Jonathan Klein, a former president of CNN/U.S., speaks with Brian Stelter about the television industry's uncomfortable dependence on Nielsen.
"Ratings rule television. So, really, it's Nielsen that rules television," Stelter said.
Nielsen ratings are what's called the "currency" for the whole TV industry to buy and sell ads and determine what's popular and what's not.
"Nielsen recently admitted to a glitch, a software bug that affected broadcast ratings for months," Stelter said. While the bug was minor, "the incident just deepened the TV industry's mistrust of the company."
Ratings are the "report card" for TV, Klein said, but when he was running CNN, the data never offered enough insight.

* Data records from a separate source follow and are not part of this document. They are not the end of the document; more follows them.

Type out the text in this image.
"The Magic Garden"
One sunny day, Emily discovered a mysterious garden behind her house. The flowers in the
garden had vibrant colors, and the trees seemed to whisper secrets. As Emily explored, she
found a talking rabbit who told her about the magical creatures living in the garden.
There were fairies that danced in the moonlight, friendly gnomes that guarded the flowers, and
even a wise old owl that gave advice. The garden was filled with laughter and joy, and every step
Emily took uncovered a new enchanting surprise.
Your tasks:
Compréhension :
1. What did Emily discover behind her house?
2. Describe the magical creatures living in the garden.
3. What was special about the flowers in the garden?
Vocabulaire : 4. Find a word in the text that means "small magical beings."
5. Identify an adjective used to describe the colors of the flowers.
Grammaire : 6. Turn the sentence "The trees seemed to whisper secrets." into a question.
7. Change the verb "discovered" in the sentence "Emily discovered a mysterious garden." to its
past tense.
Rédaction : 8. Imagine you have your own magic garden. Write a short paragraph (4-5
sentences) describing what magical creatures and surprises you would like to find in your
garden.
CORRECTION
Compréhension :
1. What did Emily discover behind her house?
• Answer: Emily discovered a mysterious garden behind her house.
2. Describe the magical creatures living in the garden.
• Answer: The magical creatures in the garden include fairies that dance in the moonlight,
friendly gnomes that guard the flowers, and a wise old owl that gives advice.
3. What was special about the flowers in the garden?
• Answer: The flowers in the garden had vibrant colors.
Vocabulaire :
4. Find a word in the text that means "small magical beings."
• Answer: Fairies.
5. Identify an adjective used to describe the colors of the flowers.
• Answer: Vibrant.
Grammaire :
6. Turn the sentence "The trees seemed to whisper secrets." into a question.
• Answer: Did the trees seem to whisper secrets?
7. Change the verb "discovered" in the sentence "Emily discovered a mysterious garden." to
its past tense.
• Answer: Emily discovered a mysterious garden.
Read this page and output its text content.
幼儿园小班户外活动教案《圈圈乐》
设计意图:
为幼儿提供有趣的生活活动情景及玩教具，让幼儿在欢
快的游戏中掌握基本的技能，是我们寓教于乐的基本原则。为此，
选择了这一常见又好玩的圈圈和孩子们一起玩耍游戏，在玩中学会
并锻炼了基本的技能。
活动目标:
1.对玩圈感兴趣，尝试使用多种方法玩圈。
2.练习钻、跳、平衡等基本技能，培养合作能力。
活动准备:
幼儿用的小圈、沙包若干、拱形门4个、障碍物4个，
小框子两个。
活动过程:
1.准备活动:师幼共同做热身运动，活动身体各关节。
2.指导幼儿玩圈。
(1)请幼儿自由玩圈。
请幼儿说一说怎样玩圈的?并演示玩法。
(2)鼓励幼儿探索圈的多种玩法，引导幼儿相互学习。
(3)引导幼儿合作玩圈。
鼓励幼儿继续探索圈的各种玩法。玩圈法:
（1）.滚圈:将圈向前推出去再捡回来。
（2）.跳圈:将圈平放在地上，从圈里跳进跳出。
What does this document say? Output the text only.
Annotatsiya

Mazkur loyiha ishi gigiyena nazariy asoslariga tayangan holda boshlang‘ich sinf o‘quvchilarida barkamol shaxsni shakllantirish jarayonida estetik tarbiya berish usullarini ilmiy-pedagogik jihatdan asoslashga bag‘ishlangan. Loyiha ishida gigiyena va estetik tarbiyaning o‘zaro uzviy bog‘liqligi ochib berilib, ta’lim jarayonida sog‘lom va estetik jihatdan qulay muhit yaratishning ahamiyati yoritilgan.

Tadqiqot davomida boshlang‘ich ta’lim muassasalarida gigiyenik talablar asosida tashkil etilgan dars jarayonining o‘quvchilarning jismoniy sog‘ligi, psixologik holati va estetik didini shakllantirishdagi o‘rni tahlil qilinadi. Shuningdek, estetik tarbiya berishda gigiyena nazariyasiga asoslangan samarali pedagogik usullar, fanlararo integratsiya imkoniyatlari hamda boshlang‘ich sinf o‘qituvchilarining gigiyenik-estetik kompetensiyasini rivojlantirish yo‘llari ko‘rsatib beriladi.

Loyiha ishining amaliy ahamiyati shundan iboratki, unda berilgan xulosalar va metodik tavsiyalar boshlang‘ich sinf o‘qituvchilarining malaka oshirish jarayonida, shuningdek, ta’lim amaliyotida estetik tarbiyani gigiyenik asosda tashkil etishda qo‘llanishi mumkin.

"They were a very narrow snapshot of one type of behavior - how many people are sitting in front of a couch watching TV - when, in fact, we know that it's really a panorama. You know, media consumption is about squeezing [TV] in amidst a lot of other things - tweeting, cooking, reading, putting your kids to bed, waking them up, whatever."
"And so, they never felt reliable," Klein said, "and never told us the most important piece of information which is who is watching, and what else are they watching, and what else are they doing, and where else could we find those people, and that's the advantage of digital media over the old obsolete Nielsen ratings."
Nielsen produces viewership estimates for the entire United States population using a scientific sample of 25,000 homes. The company is confident in its sample: "Today," it says, "the ratings are very reliable for the day-to-day, national networks."
The recent glitch affected "a very small amount of total viewing," according to the company.
But when the ratings were corrected, it changed the outcome of the nightly news ratings race - ABC's "World News Tonight" was thought to have beaten the "NBC Nightly News," but it turned out NBC was still #1 among total viewers.